Alright, don’t steal, but the principle is important to most startups.
Let’s say it again – most stories we hear about startups are for the likes of eBay, Facebook, Google, etc. They were in the right place at the right time and found VC money willing to back them.
Now let’s talk about the other 99.99% of startups – that means you.
You put together a business plan showing a wonderful story of how you are going to get the product right, market it to customers and then revenues will grow year on year forever.
You then go and put in what you can each afford. You are feeling anticipation and trepidation at the same time.
Fast forward 6 months.
You are late on your product.
Customers can’t buy what isn’t finished yet.
The market is flat.
You worry that the standards for your product are too high, and that it will take forever to complete. Your technical people disagree.
You are running out of money.
This is the point that many people give up. Your business partners may decline to spend any more, and become detached, if not pull out altogether with demands that the rest of you to pay them out.

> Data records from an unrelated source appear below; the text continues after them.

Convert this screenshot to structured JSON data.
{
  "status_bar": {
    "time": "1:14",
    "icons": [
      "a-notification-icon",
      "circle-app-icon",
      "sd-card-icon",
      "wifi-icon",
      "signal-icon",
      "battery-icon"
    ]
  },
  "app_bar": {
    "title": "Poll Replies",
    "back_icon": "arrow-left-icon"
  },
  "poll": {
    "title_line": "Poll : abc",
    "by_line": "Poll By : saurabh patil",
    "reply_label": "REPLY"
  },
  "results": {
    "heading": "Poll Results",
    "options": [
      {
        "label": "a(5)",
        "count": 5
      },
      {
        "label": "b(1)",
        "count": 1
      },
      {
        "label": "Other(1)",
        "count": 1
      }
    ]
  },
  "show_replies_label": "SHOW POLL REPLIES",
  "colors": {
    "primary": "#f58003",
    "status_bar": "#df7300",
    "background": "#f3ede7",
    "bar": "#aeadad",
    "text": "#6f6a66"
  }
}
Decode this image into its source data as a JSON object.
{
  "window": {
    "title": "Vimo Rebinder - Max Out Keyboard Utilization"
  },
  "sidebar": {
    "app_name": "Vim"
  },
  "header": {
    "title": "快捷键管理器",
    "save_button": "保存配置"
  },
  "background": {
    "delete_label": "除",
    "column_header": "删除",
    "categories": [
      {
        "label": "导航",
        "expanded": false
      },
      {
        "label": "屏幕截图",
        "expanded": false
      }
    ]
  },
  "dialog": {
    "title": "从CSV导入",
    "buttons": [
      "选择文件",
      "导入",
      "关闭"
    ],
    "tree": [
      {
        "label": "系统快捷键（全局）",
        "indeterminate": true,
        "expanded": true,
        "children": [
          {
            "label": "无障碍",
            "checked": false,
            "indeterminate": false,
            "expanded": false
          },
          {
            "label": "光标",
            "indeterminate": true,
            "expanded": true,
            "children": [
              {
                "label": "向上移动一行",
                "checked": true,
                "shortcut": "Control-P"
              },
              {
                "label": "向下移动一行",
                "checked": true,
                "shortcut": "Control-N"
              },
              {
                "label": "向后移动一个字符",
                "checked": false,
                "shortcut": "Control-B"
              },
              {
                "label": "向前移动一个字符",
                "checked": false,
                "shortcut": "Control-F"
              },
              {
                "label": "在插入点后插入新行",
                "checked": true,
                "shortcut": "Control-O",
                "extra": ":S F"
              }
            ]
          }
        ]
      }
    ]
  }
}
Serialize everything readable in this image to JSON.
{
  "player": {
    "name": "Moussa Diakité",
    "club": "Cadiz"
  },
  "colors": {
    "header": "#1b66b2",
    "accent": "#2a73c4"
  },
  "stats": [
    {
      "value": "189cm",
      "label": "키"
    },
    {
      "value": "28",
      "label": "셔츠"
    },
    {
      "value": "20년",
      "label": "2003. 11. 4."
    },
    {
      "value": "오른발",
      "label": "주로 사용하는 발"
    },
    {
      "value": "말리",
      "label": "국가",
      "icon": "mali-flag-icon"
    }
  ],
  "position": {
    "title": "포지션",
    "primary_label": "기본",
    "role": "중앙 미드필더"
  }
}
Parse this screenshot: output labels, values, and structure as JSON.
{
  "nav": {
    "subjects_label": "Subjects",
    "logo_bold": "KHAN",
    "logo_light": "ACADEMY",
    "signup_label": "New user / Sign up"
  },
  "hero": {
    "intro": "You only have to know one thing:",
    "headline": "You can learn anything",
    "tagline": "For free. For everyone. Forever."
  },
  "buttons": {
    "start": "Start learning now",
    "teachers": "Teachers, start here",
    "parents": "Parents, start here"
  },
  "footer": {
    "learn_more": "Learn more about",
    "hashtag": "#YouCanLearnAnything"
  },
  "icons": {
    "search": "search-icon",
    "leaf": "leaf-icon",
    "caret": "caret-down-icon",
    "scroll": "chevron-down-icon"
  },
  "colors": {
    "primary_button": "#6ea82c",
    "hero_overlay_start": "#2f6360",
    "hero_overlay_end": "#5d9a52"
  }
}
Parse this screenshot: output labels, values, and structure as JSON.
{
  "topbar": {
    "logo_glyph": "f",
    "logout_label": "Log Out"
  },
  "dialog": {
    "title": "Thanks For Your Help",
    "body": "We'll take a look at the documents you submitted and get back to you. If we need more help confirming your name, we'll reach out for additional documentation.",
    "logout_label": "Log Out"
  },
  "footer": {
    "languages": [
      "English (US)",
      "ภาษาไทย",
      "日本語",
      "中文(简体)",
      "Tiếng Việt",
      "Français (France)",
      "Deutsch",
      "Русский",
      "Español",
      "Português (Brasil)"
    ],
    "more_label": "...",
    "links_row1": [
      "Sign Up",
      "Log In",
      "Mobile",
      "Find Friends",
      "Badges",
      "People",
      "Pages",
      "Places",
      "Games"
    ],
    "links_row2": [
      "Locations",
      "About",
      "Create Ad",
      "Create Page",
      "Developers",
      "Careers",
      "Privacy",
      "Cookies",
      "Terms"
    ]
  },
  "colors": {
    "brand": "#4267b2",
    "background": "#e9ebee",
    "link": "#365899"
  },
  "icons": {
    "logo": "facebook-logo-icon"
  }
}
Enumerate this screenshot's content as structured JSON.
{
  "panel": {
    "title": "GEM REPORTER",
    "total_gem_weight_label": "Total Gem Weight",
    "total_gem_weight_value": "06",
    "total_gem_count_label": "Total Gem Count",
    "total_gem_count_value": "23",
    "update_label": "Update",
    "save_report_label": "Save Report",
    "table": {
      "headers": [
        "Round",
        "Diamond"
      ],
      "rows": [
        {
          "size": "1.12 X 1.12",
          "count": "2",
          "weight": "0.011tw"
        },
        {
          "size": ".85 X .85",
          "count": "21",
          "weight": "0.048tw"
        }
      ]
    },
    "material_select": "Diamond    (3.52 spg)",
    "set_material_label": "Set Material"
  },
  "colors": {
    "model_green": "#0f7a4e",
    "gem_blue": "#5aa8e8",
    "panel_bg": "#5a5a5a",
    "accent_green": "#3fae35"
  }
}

Now you will need to get street smarts in a hurry.
- Can you pre-sell products or subscriptions for services?
- Can you get supplies on consignment?
- Can you find other markets?
- Can you rent in cheaper premises?
- Can you offer compensation to employees and suppliers through equity?
- Can you get government grants?
- Can you find an angel investor?
- Can you find other sources of income?
Many days will be a battle, but this is where the real entrepreneur comes out.